I was an anxious child: school phobia at five, worry-induced insomnia by nine, first panic attack at 16. At 21, I left university because I couldn’t attend lectures without having a panic attack so huge I thought  I was going to die.

The latest therapies – and who they can help

Different therapies work for different people, so always consult your GP.

Eye movement desensitisation and reprocessing (EMDR)

Used for sufferers of PTSD, the therapist will help you recall the trauma while focusing on back-and- forth eye movements.

Mindfulness therapy

You’ll learn breathing techniques and how to stay in the moment, which can be very helpful for panic attacks, as can hypnotherapy.

Exposure therapy

Often used alongside CBT to treat social anxiety, a therapist will gradually expose you to the feared situations, until you’re comfortable entering those situations alone.

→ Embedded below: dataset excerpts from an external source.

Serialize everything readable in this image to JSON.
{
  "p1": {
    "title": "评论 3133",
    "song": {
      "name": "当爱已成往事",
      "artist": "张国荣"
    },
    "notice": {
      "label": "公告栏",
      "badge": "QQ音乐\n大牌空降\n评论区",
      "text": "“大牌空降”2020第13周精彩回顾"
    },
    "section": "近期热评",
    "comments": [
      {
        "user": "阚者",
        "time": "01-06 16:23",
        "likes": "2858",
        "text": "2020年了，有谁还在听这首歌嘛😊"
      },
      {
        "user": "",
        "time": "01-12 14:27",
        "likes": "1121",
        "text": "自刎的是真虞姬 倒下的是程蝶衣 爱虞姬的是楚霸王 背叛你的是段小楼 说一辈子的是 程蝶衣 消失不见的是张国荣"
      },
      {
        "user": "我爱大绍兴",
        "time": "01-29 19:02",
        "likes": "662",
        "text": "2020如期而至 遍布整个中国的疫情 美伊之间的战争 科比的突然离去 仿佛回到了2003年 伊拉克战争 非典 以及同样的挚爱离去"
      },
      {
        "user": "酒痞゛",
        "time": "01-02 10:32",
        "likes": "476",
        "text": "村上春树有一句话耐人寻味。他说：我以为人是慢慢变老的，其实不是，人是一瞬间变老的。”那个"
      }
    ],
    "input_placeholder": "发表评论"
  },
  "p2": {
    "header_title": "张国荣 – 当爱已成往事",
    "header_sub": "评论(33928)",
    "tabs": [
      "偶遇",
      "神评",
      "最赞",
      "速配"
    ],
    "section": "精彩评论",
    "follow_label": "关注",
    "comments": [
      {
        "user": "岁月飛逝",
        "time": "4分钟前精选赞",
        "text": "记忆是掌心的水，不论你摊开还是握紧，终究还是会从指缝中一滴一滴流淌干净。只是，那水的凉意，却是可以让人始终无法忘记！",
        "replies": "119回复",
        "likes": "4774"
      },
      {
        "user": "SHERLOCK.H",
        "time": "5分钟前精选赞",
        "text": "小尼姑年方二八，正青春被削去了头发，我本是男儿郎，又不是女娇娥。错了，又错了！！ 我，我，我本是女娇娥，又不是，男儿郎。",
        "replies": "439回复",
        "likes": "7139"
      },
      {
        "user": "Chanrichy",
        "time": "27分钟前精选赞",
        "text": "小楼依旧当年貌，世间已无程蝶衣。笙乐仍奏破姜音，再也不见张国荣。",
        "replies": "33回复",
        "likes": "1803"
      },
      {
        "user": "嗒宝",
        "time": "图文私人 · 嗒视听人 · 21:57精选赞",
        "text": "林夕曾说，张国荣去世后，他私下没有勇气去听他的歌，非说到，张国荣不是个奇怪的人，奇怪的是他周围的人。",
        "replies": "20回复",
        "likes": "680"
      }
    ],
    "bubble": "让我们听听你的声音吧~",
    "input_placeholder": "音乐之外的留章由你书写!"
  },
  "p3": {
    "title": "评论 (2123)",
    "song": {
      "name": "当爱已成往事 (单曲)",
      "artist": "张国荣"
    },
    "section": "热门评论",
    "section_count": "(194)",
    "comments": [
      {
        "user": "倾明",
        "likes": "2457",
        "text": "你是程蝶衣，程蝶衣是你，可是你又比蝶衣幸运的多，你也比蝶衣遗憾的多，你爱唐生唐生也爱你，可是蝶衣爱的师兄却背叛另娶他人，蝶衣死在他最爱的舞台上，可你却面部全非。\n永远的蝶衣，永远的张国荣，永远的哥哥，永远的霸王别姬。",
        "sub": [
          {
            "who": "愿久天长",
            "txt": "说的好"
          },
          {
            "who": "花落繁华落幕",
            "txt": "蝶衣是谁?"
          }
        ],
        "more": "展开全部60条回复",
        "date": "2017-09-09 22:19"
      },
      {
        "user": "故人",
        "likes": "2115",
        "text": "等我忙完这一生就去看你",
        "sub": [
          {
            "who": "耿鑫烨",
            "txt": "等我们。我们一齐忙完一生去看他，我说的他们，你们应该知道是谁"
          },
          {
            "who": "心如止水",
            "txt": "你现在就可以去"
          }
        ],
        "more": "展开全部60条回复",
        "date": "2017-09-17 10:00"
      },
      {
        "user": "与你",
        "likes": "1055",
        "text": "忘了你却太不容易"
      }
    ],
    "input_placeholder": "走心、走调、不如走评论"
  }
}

Advanced integrative therapy

Not for sceptics of alternative medicine, it combines elements of CBT with touching your ‘energy centres’ to replace negative thoughts with realistic, positive ones, and is used for issues ranging from mild anxiety to PTSD.

Tapping therapy

Like acupuncture without the needles, this works by tapping on various meridian lines on the body with your fingertips to release negative energy. It was used by the Duchess of Cornwall to overcome her fear of flying.